Several manufacturers have developed different solutions for ABR streaming. Adobe HTTP Dynamic Streaming (HDS) uses a format called F4F to deliver Flash videos over RTMP and HTTP. Apple HTTP adaptive Live Streaming (HLS) was developed for the iPhone and iPad, and is implemented using HTTP, H.264 and MPEG-2 Transport Streams, with a manifest file called M3U8. Microsoft Internet Information Services (IIS) Smooth Streaming is used within Silverlight on the Windows 7 phone and incorporates fragmented MP4 (fMP4) encapsulation, again with H.264 for video compression.
With these different enterprise systems, an interoperability problem exists because of proprietary protocols and manifest structures. Multiple ABR systems mean that different devices must either pick and choose which systems to support, leading to service-constrained devices, or must include all at increased cost. This situation has motivated companies and experts around the world to propose a single, standard ABR system.
DASH-ing to the Rescue: a Universal ABR System
MPEG-DASH (Dynamic Adaptive Streaming over HTTP) is a newly standardized method for defining Stream Segments and Manifest Files for the purpose of ABR streaming. The specification (ISO-IEC 23009-1) defines a Media Presentation Description (MPD) that formalizes the stream manifest, which includes Segment timing, URLs and media characteristics such as video resolution and bit rates. While compatible Segments can contain any media data — with arbitrary compression — two types of containers are exemplified in the standard: MPEG-4 file format and MPEG-2 Transport Stream.
that enable adaptive bit rate IP video streaming.
In going to a standard system, MPEG-DASH is quickly deployable with the existing Internet infrastructure, using widely deployed standard HTTP servers/caches for scalable delivery. Generic encoders can be reused, with additional descriptive metadata for better client functionality, and legacy manifest files can be converted easily to MPD format, as well as sent in parallel for backward compatibility with low overhead. In addition, existing content and production equipment supporting legacy ABR streaming systems can be used for MPEG-DASH by means of a set of standard Profiles. Apple HLS content can be used with the DASH M2TS Main profile, and Microsoft IIS Smooth Streaming Content is suitable for DASH ISO-BMFF (Base Media File Format) Live profile.
Vendors are now proposing integrated workflow and delivery systems supporting ABR with multiple source formats, protocols and on multiple devices. While encoding latency can be an issue for live streams, MPEG-DASH includes a profile optimized for live encoding that can achieve a latency of a few seconds by encoding and immediate delivery of short Segments.

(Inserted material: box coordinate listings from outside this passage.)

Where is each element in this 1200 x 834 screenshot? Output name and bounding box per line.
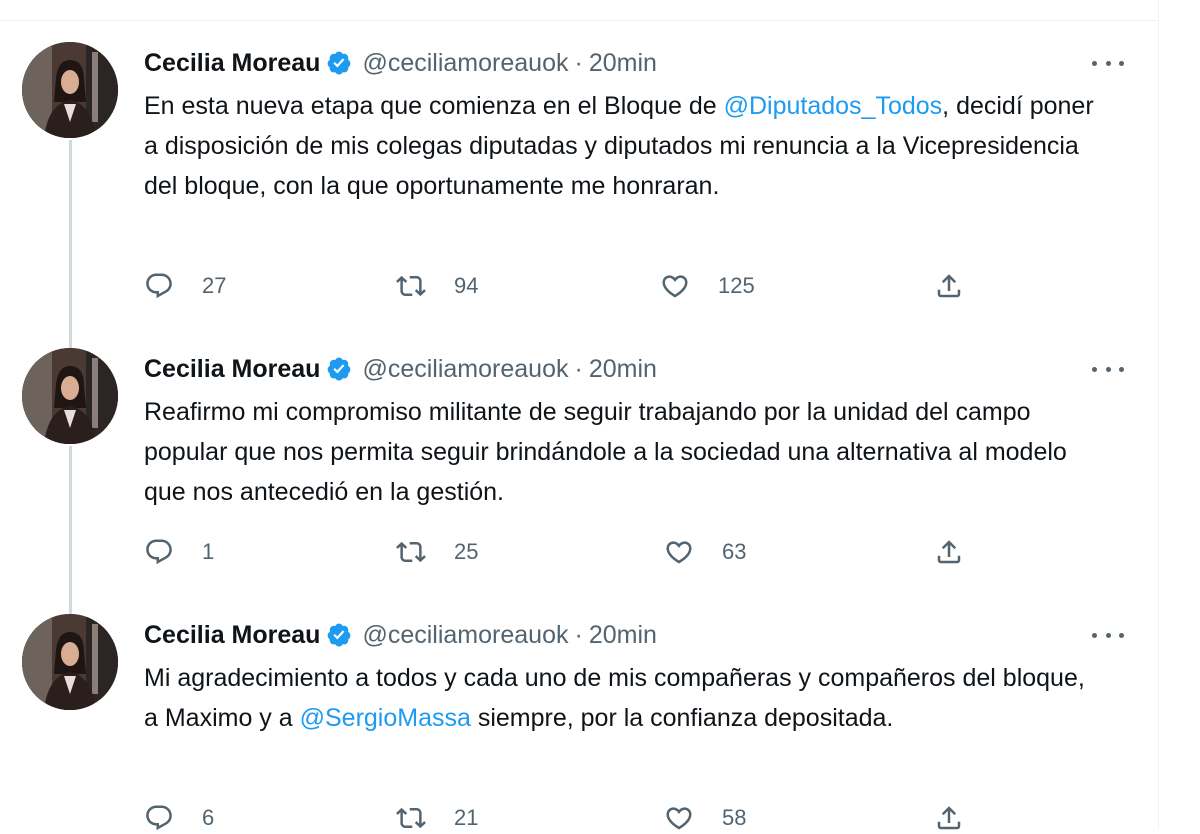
tweet-text: Reafirmo mi compromiso militante de segu… [144,392,1104,512]
retweet-button[interactable]: 21 [396,802,478,834]
share-icon [937,274,961,298]
retweet-button[interactable]: 94 [396,270,478,302]
tweet-text-part: Reafirmo mi compromiso militante de segu… [144,398,1067,506]
avatar-image [22,348,118,444]
reply-count: 27 [202,273,227,298]
tweet[interactable]: Cecilia Moreau @ceciliamoreauok · 20min … [0,614,1158,831]
reply-button[interactable]: 27 [144,270,226,302]
share-icon [937,806,961,830]
more-options-icon[interactable] [1092,624,1124,646]
tweet-header: Cecilia Moreau @ceciliamoreauok · 20min [144,354,657,384]
retweet-icon [396,807,426,829]
avatar-image [22,42,118,138]
like-button[interactable]: 125 [660,270,755,302]
like-count: 63 [722,539,747,564]
author-handle[interactable]: @ceciliamoreauok [362,355,568,384]
tweet[interactable]: Cecilia Moreau @ceciliamoreauok · 20min … [0,42,1158,312]
avatar[interactable] [22,348,118,444]
share-button[interactable] [934,536,964,568]
retweet-count: 25 [454,539,479,564]
heart-icon [666,541,692,564]
reply-icon [146,539,172,565]
separator: · [574,620,583,649]
tweet-text: En esta nueva etapa que comienza en el B… [144,86,1104,206]
reply-count: 6 [202,805,215,830]
more-options-icon[interactable] [1092,52,1124,74]
timestamp[interactable]: 20min [589,621,657,650]
heart-icon [666,807,692,830]
like-count: 58 [722,805,747,830]
separator: · [574,354,583,383]
tweet-header: Cecilia Moreau @ceciliamoreauok · 20min [144,48,657,78]
avatar[interactable] [22,614,118,710]
tweet[interactable]: Cecilia Moreau @ceciliamoreauok · 20min … [0,348,1158,578]
share-button[interactable] [934,802,964,834]
tweet-text-part: siempre, por la confianza depositada. [470,704,894,732]
avatar-image [22,614,118,710]
verified-badge-icon [326,50,352,76]
heart-icon [662,275,688,298]
verified-badge-icon [326,356,352,382]
like-button[interactable]: 63 [664,536,746,568]
author-name[interactable]: Cecilia Moreau [144,355,320,384]
verified-badge-icon [326,622,352,648]
mention-link[interactable]: @SergioMassa [300,704,471,732]
reply-button[interactable]: 6 [144,802,214,834]
author-name[interactable]: Cecilia Moreau [144,49,320,78]
author-name[interactable]: Cecilia Moreau [144,621,320,650]
timeline-border [1158,0,1159,830]
previous-tweet-edge [0,0,1158,21]
more-options-icon[interactable] [1092,358,1124,380]
author-handle[interactable]: @ceciliamoreauok [362,621,568,650]
share-icon [937,540,961,564]
avatar[interactable] [22,42,118,138]
retweet-icon [396,541,426,563]
reply-icon [146,273,172,299]
tweet-actions: 1 25 63 [144,536,984,568]
reply-count: 1 [202,539,215,564]
reply-button[interactable]: 1 [144,536,214,568]
like-button[interactable]: 58 [664,802,746,834]
retweet-count: 21 [454,805,479,830]
mention-link[interactable]: @Diputados_Todos [724,92,943,120]
retweet-count: 94 [454,273,479,298]
tweet-actions: 6 21 58 [144,802,984,834]
share-button[interactable] [934,270,964,302]
tweet-text-part: En esta nueva etapa que comienza en el B… [144,92,724,120]
retweet-button[interactable]: 25 [396,536,478,568]
separator: · [574,48,583,77]
tweet-actions: 27 94 125 [144,270,984,302]
like-count: 125 [718,273,755,298]
retweet-icon [396,275,426,297]
timestamp[interactable]: 20min [589,49,657,78]
reply-icon [146,805,172,831]
author-handle[interactable]: @ceciliamoreauok [362,49,568,78]
tweet-header: Cecilia Moreau @ceciliamoreauok · 20min [144,620,657,650]
timestamp[interactable]: 20min [589,355,657,384]
tweet-text: Mi agradecimiento a todos y cada uno de … [144,658,1104,738]
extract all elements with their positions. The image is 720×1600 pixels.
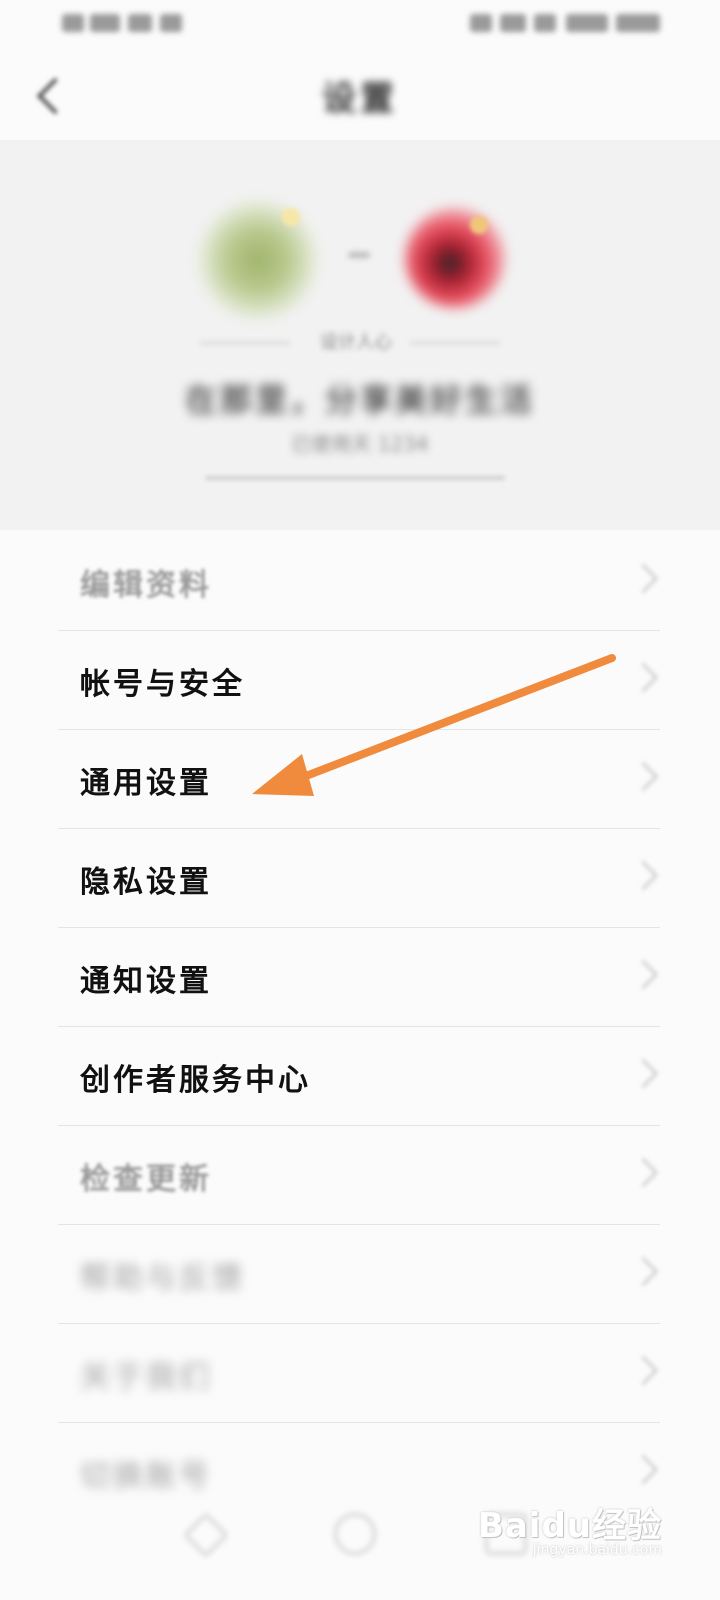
menu-item-help-feedback[interactable]: 帮助与反馈 — [0, 1225, 720, 1324]
divider — [205, 476, 505, 480]
nav-bar: 设置 — [0, 55, 720, 135]
system-status-icons — [470, 12, 660, 36]
page-title: 设置 — [322, 79, 398, 119]
badge-icon — [282, 208, 300, 226]
signal-icons — [62, 12, 187, 36]
chevron-right-icon — [628, 662, 659, 693]
chevron-right-icon — [628, 563, 659, 594]
menu-item-edit-profile[interactable]: 编辑资料 — [0, 532, 720, 631]
menu-item-account-security[interactable]: 帐号与安全 — [0, 631, 720, 730]
menu-item-label: 帐号与安全 — [80, 667, 245, 702]
avatar[interactable] — [198, 200, 318, 320]
menu-item-label: 帮助与反馈 — [80, 1261, 245, 1296]
menu-item-check-update[interactable]: 检查更新 — [0, 1126, 720, 1225]
profile-header: 设计人心 在那里，分享美好生活 已使用天 1234 — [0, 140, 720, 530]
badge-icon — [470, 216, 488, 234]
status-bar — [0, 0, 720, 50]
menu-item-label: 编辑资料 — [80, 568, 212, 603]
link-icon — [344, 244, 374, 268]
chevron-right-icon — [628, 1355, 659, 1386]
chevron-right-icon — [628, 1454, 659, 1485]
back-nav-icon[interactable] — [183, 1512, 229, 1558]
chevron-right-icon — [628, 1058, 659, 1089]
settings-menu: 编辑资料 帐号与安全 通用设置 隐私设置 通知设置 创作者服务中心 检查更新 帮… — [0, 532, 720, 1522]
chevron-right-icon — [628, 959, 659, 990]
menu-item-label: 通用设置 — [80, 766, 212, 801]
home-nav-icon[interactable] — [334, 1513, 376, 1555]
menu-item-label: 通知设置 — [80, 964, 212, 999]
tag-row: 设计人心 — [200, 328, 500, 358]
menu-item-general-settings[interactable]: 通用设置 — [0, 730, 720, 829]
menu-item-creator-center[interactable]: 创作者服务中心 — [0, 1027, 720, 1126]
chevron-right-icon — [628, 1256, 659, 1287]
tag-label: 设计人心 — [320, 332, 392, 353]
menu-item-label: 检查更新 — [80, 1162, 212, 1197]
menu-item-notification-settings[interactable]: 通知设置 — [0, 928, 720, 1027]
avatar[interactable] — [405, 208, 505, 308]
menu-item-about[interactable]: 关于我们 — [0, 1324, 720, 1423]
menu-item-label: 切换账号 — [80, 1459, 212, 1494]
chevron-right-icon — [628, 761, 659, 792]
menu-item-label: 隐私设置 — [80, 865, 212, 900]
chevron-right-icon — [628, 860, 659, 891]
menu-item-label: 关于我们 — [80, 1360, 212, 1395]
subline: 已使用天 1234 — [291, 432, 429, 456]
menu-item-privacy-settings[interactable]: 隐私设置 — [0, 829, 720, 928]
chevron-right-icon — [628, 1157, 659, 1188]
slogan: 在那里，分享美好生活 — [184, 381, 535, 419]
watermark-logo: Baidu经验 — [477, 1506, 662, 1546]
watermark-url: jingyan.baidu.com — [532, 1542, 662, 1558]
menu-item-label: 创作者服务中心 — [80, 1063, 311, 1098]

In addition to delivery of any multimedia content, MPEG-DASH supports a broad range of use cases, including live, VOD, time shifting (nPVR), ad insertion and dynamic update of program. MPEG-DASH also solves the problem of content repurposing to multiple devices with widely ranging capabilities. In principle, an MPEG-DASH-controlled stream can be targeted simultaneously to both large and small screens, as well as fixed and mobile.
Internet Quickly Becoming Viable for Long-Form Content
The once-exclusive realm of RF transmission as providing the highest quality content consumption experience is being challenged by streaming services. But new technologies and business models are providing broadcasters with the tools to compete with new service entities, and that's where content distribution is headed.